2015 Fiscal Year Funding Amount
$258,755
Direct expenses
$226,481
Administration costs
$1,220
Number of full time equivalents funded
1.8
Proposed Measurable Outcome(s)

In FY15 the WHAF team will review all 18 of the WHAF Health index scores add at least two new indices and update four to six indices using new data. Trends in health over time will be generated at the watershed and catchment scale and a web-based delivery mechanism will be designed.
A decision support system for applying the Watershed Health Assessment Framework by diverse resource managers will be delivered online. Ongoing direct outreach using the WHAF to support clean water work by the DNR and agency partners will continue. WHAF program staff will coordinate with Information Technology staff to deliver updated watershed health information when new input data becomes available.

Measurable Outcome(s)

In FY15 the WHAF team added five new index scores in the water quality component ad updated five watershed health index scores with new data and improved analysis. We made index updates available to the public through the WHAF online map. The updated index scores are also available as GIS data directly for use by DNR staff and for the public via download from MN Geospatial Commons.

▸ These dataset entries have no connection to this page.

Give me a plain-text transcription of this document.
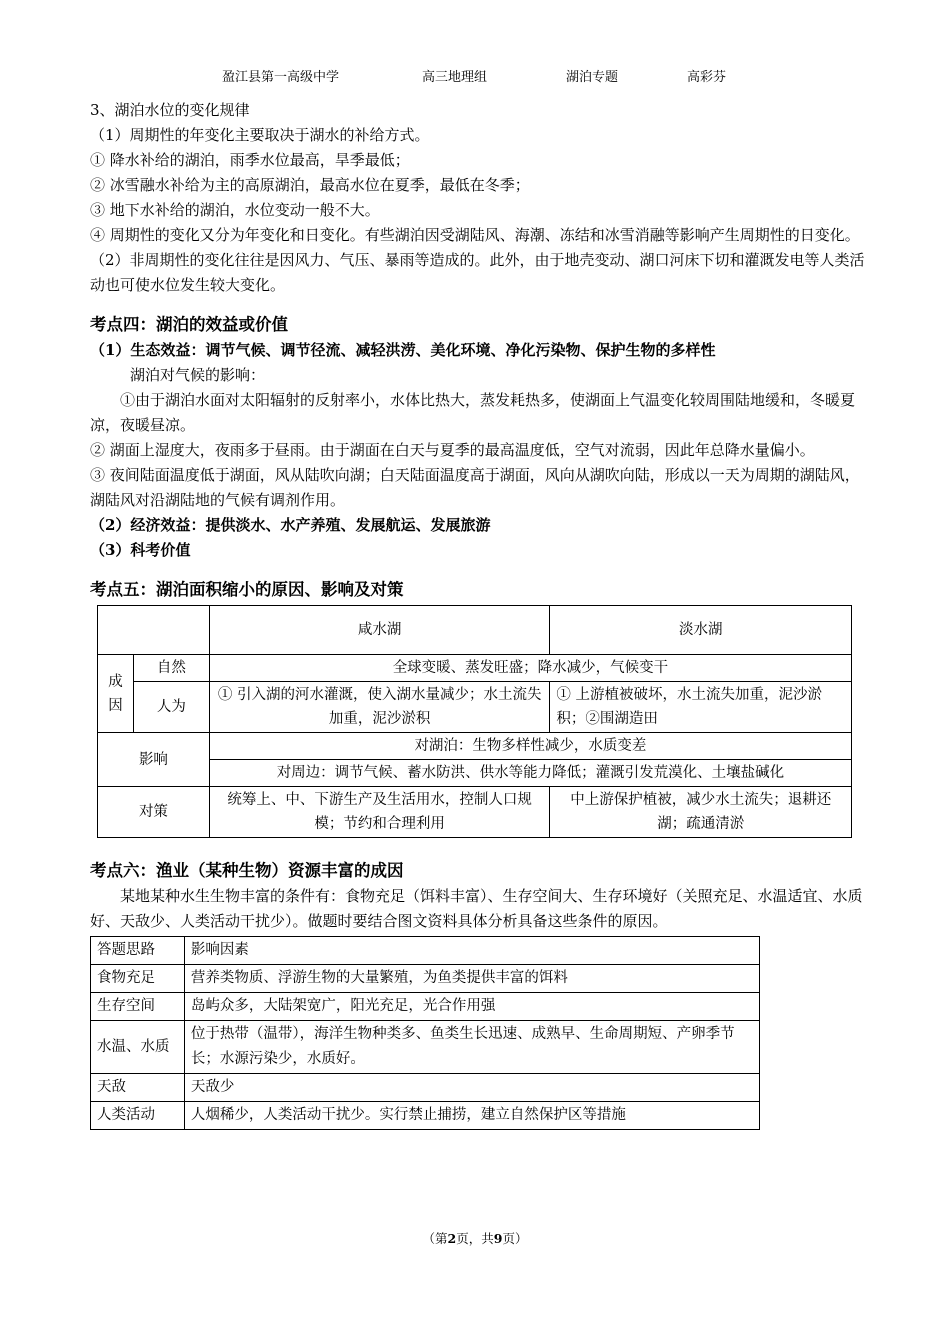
盈江县第一高级中学	高三地理组	湖泊专题	高彩芬

3、湖泊水位的变化规律

（1）周期性的年变化主要取决于湖水的补给方式。

① 降水补给的湖泊，雨季水位最高，旱季最低；

② 冰雪融水补给为主的高原湖泊，最高水位在夏季，最低在冬季；

③ 地下水补给的湖泊，水位变动一般不大。

④ 周期性的变化又分为年变化和日变化。有些湖泊因受湖陆风、海潮、冻结和冰雪消融等影响产生周期性的日变化。

（2）非周期性的变化往往是因风力、气压、暴雨等造成的。此外，由于地壳变动、湖口河床下切和灌溉发电等人类活动也可使水位发生较大变化。

考点四：湖泊的效益或价值

（1）生态效益：调节气候、调节径流、减轻洪涝、美化环境、净化污染物、保护生物的多样性

湖泊对气候的影响：

①由于湖泊水面对太阳辐射的反射率小，水体比热大，蒸发耗热多，使湖面上气温变化较周围陆地缓和，冬暖夏凉，夜暖昼凉。

② 湖面上湿度大，夜雨多于昼雨。由于湖面在白天与夏季的最高温度低，空气对流弱，因此年总降水量偏小。

③ 夜间陆面温度低于湖面，风从陆吹向湖；白天陆面温度高于湖面，风向从湖吹向陆，形成以一天为周期的湖陆风，湖陆风对沿湖陆地的气候有调剂作用。

（2）经济效益：提供淡水、水产养殖、发展航运、发展旅游

（3）科考价值

考点五：湖泊面积缩小的原因、影响及对策

		咸水湖	淡水湖
成因	自然	全球变暖、蒸发旺盛；降水减少，气候变干	
	人为	① 引入湖的河水灌溉，使入湖水量减少；水土流失加重，泥沙淤积	① 上游植被破坏，水土流失加重，泥沙淤积；②围湖造田
影响		对湖泊：生物多样性减少，水质变差	
		对周边：调节气候、蓄水防洪、供水等能力降低；灌溉引发荒漠化、土壤盐碱化	
对策		统筹上、中、下游生产及生活用水，控制人口规模；节约和合理利用	中上游保护植被，减少水土流失；退耕还湖；疏通清淤

考点六：渔业（某种生物）资源丰富的成因

某地某种水生生物丰富的条件有：食物充足（饵料丰富）、生存空间大、生存环境好（关照充足、水温适宜、水质好、天敌少、人类活动干扰少）。做题时要结合图文资料具体分析具备这些条件的原因。

答题思路	影响因素
食物充足	营养类物质、浮游生物的大量繁殖，为鱼类提供丰富的饵料
生存空间	岛屿众多，大陆架宽广，阳光充足，光合作用强
水温、水质	位于热带（温带），海洋生物种类多、鱼类生长迅速、成熟早、生命周期短、产卵季节长；水源污染少，水质好。
天敌	天敌少
人类活动	人烟稀少，人类活动干扰少。实行禁止捕捞，建立自然保护区等措施
（第2页，共9页）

We calculated trends over time for land use and crop trends over time (2001 2006 and 2011) and designed a way to show those trends for any watershed the user selects. The trend data is also available for download from the MN Geospatial Commons.

We re-designed the WHAF online map to improve the user interface and to add new features including buttons for navigating between watershed scales. We created narrated instructional videos and other guides to help WHAF users tap into the WHAF’s new features. We also started a WHAF newsletter which now has over 1000 subscribers.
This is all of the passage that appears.